In order to convert free users into paying users and revenue, a company needs to work on multiple areas. There's a lot of learnings to be had in each area, which a company will gain over time.
  • Premium business model - Is it a one-off payment, a membership/subscription or a virtual goods/usage based type model? Preferably the model matches the long-term costs of operating the service. Together with pricing it's the main driver of long-term revenue and customer lifetime value.
  • Pricing - Finding the right price point is essential. Just because 'everyone' in media charges $8-10 per month doesn't mean it's right for your service or product. B2B should likely be much higher. Offer pricing for 3, 6 and 12 months instead of one month makes a lot of sense too, not least to fight churn. 
  • Premium product features - At least one must-have feature that highlights an important difference between the free and paid version. Preferably you have several strong features that give the users the reason to pay.
  • Promotion - You need to actively communicate with free users why they should upgrade. You need several channels (in-product, e-mail, notifications, text messages) and a plan that gives you reason to reach out to users over-time. 
  • Conversion - You need to work on landing pages or other sales/closing techniques (which could be telephone or in-person meetings) to get users to upgrade. 
  • Payment options - Need to be adapted depending on if the customer is a consumer or a business, the country of users and the age of users. Credit card and Paypal works well in the US to consumers older than 18 years old. Premium text messaging works well for teen audiences (even if premium text messaging is a pretty bad payment option technically). For a B2B product, offering invoicing makes sense. For Brazil, Germany, Netherlands, Sweden etc there are local payments options that drive sales. Payments also includes the important aspect of churn due to technical payment errors (a significant source of overall churn for a subscription churn) if the business model is a subscription model. 
  • Language - If the service has many non-English speaking users, the service/product, communication and conversion pages need to be translated to drive conversion (and usage of free product).
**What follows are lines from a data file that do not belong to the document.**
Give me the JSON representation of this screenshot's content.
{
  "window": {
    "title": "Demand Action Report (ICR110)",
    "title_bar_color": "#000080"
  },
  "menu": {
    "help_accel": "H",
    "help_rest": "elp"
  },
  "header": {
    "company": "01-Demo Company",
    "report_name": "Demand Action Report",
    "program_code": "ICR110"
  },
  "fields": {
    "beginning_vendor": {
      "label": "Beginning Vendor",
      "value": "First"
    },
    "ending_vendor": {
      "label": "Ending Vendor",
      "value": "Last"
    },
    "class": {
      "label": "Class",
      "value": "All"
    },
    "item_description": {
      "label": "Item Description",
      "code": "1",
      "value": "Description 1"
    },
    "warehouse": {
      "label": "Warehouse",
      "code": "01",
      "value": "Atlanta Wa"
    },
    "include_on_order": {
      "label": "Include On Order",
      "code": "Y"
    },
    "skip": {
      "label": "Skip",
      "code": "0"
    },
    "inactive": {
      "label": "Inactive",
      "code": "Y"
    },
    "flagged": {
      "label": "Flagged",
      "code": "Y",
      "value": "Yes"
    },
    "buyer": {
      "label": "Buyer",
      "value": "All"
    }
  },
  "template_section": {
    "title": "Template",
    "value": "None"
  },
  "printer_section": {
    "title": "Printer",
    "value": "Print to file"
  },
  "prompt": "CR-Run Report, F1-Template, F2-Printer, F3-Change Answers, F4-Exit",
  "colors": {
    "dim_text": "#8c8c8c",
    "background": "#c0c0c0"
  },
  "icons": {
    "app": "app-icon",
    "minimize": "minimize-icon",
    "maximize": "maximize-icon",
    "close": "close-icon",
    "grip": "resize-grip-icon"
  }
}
(This post was adapted from a comment I made at the news community Quibb.)

1 comment:

Fritjof Andersson said...

Hey, great blog post, man! You've got some really good stuff in there.

For RelationDesk.com I was playing around with something I called demium, a combination of freemium and demo: a full demo the first x days, then light freemium version. We then realized it was just too messy and in the end not a good thing for the actual user, so we skipped the whole freemium part and went straight to a classic demo setup.